LaMotte J, Smith G, Chang-Smith A 〔1995〕。水分含有量の高いヒドロゲルレンズによるアンモニアの吸収:費用のかからない分析方法。Optometry Vis Sci 72 :605-607。

Nilsson EEG, Andersson L 〔1982〕。有機溶剤、酸、アルカリ環境下でのコンタクトレンズの使用。Acta Ophthalmologica 60 :599-608。
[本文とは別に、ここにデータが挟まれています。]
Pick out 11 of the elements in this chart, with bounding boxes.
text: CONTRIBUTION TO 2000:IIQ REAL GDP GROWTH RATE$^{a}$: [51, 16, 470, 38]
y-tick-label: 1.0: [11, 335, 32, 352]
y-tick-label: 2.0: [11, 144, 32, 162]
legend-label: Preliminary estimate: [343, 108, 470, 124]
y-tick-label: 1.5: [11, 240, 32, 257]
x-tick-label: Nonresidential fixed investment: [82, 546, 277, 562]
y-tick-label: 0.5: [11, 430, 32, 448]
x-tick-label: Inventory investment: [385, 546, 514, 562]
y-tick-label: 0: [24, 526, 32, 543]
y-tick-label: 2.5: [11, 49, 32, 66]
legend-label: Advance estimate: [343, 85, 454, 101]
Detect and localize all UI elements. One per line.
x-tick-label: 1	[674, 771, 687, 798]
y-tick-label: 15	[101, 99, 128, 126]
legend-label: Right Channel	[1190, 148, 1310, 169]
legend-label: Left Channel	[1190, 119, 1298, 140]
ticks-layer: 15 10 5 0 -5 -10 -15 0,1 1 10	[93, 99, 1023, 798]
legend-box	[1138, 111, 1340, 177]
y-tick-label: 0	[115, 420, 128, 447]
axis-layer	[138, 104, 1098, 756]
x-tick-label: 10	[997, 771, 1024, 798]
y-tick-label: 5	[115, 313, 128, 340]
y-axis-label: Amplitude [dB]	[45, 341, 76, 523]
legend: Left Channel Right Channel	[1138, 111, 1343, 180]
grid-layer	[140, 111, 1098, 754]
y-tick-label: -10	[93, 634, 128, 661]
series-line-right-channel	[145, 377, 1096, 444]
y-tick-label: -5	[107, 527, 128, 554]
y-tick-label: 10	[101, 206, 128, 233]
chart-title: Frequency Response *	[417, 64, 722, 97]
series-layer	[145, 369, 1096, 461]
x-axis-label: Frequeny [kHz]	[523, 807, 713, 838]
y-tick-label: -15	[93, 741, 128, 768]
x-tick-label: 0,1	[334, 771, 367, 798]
NIOSH 〔1978〕。基準完成プログラム草案技術標準分析および決定論理(The standards completion program draft technical standards analysis and decision logics)。オハイオ州、シンシナティ:米国保健教育福祉省、公衆衛生局、米国疾病対策センター、NTIS No. PB-282 989。

NIOSH 〔2004〕。化学的ハザードに関するNIOSHポケットガイド(NIOSH pocket guide to chemical hazards)。オハイオ州、シンシナティ:保健社会福祉省、米国疾病対策予防センター、DHHS(NIOSH)Publication No. 97-140。